Compensation is more than merely wage for work performed. While $$$ to pay the bills is important, an equally important element of compensation is job fulfillment.
A few years back, I (Doris) had a memorable conversation with one of the housekeeping staff at the University of Missouri Hospital and Clinics. “Anna” is always smiling. “Anna” loves keeping patients’ rooms clean and doing the little extras because, in her words, it’s trying enough for her patients to be in a hospital; she wanted their room to be pleasant. Part of her pay was making people’s days brighter.
Perhaps that’s why one of my favorite recruitment screening questions concerns which job or work situation the candidate found most fulfilling. No one ever responds, “My job at XYZ Company was my favorite because they paid me the most per hour and gave me a great compensation package”. Seriously. While they may have had to leave a job in part due to compensation, and rarely only due to compensation, generally the responses will fall into one or more of the following:
- I loved the diversity in the job and was always busy.
- I felt I made a difference.
- I like data entry and was able to enter a greater volume of numbers with little to no mistakes.
- I loved my co-workers and will miss them.
- I loved the challenge of meeting goals and achievement.
- My boss was wonderful and it was a pleasure to help her.
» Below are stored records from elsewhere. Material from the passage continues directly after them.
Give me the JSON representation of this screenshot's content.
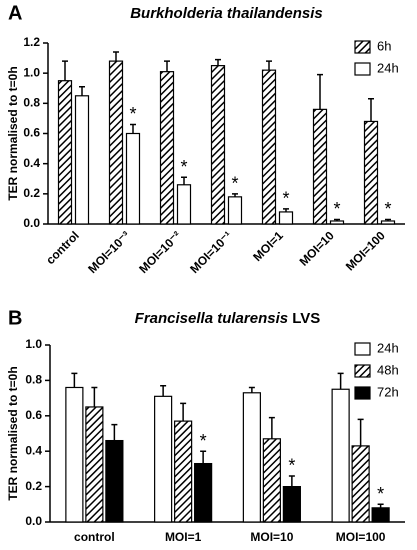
{
  "chart_data": [
    {
      "type": "bar",
      "panel": "A",
      "title": [
        "Burkholderia thailandensis"
      ],
      "y_label": "TER normalised to t=0h",
      "categories": [
        "control",
        "MOI=10⁻³",
        "MOI=10⁻²",
        "MOI=10⁻¹",
        "MOI=1",
        "MOI=10",
        "MOI=100"
      ],
      "ylim": [
        0,
        1.2
      ],
      "yticks": [
        {
          "value": 0,
          "label": "0.0"
        },
        0.2,
        0.4,
        0.6,
        0.8,
        {
          "value": 1,
          "label": "1.0"
        },
        1.2
      ],
      "legend": "upper right",
      "x_label_rotation": -45,
      "series": [
        {
          "name": "6h",
          "color": "#000000",
          "pattern": "hatch",
          "values": [
            0.95,
            1.08,
            1.01,
            1.05,
            1.02,
            0.76,
            0.68
          ],
          "errors": [
            0.13,
            0.06,
            0.07,
            0.04,
            0.06,
            0.23,
            0.15
          ],
          "significance": [
            null,
            null,
            null,
            null,
            null,
            null,
            null
          ]
        },
        {
          "name": "24h",
          "color": "#ffffff",
          "pattern": "solid",
          "values": [
            0.85,
            0.6,
            0.26,
            0.18,
            0.08,
            0.02,
            0.02
          ],
          "errors": [
            0.06,
            0.06,
            0.05,
            0.02,
            0.02,
            0.01,
            0.01
          ],
          "significance": [
            null,
            "*",
            "*",
            "*",
            "*",
            "*",
            "*"
          ]
        }
      ]
    },
    {
      "type": "bar",
      "panel": "B",
      "title": [
        "Francisella tularensis",
        "LVS"
      ],
      "y_label": "TER normalised to t=0h",
      "categories": [
        "control",
        "MOI=1",
        "MOI=10",
        "MOI=100"
      ],
      "ylim": [
        0,
        1
      ],
      "yticks": [
        {
          "value": 0,
          "label": "0.0"
        },
        0.2,
        0.4,
        0.6,
        0.8,
        {
          "value": 1,
          "label": "1.0"
        }
      ],
      "legend": "upper right",
      "x_label_rotation": 0,
      "series": [
        {
          "name": "24h",
          "color": "#ffffff",
          "pattern": "solid",
          "values": [
            0.76,
            0.71,
            0.73,
            0.75
          ],
          "errors": [
            0.08,
            0.06,
            0.03,
            0.09
          ],
          "significance": [
            null,
            null,
            null,
            null
          ]
        },
        {
          "name": "48h",
          "color": "#000000",
          "pattern": "hatch",
          "values": [
            0.65,
            0.57,
            0.47,
            0.43
          ],
          "errors": [
            0.11,
            0.1,
            0.12,
            0.15
          ],
          "significance": [
            null,
            null,
            null,
            null
          ]
        },
        {
          "name": "72h",
          "color": "#000000",
          "pattern": "solid",
          "values": [
            0.46,
            0.33,
            0.2,
            0.08
          ],
          "errors": [
            0.09,
            0.07,
            0.06,
            0.02
          ],
          "significance": [
            null,
            "*",
            "*",
            "*"
          ]
        }
      ]
    }
  ]
}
- I’m passionate about “xyz”.
Try asking your best workers what they like about working at your company! You’ll often find that, in addition to the $$$ in their pockets to pay the bills and in addition to the health and retirement benefits, there is something intrinsically rewarding about what they do. If there isn’t, you’ll lose them.
The Value of Training
It’s important for employees to realize that the training and experience they receive become a valuable part of their skill set. It goes with them when they leave. It’s important to know where the employee’s skill level is and consider what he/she needs to learn to become more valuable. Consider software programs, technical skills, people skills, and executive level thinking… Yes, we all get exhausted training and then seeing the person leave for better pastures. Part of the challenge for us as leaders is to make certain the employee is bringing improvements into the workplace that remain with you, the employer.
At a time when mass media and social media fixates on compensation as money only, it’s easy for those who are less mature to overlook the value of non-monetary compensation. Money can buy security; but fulfillment can buy a life worth living.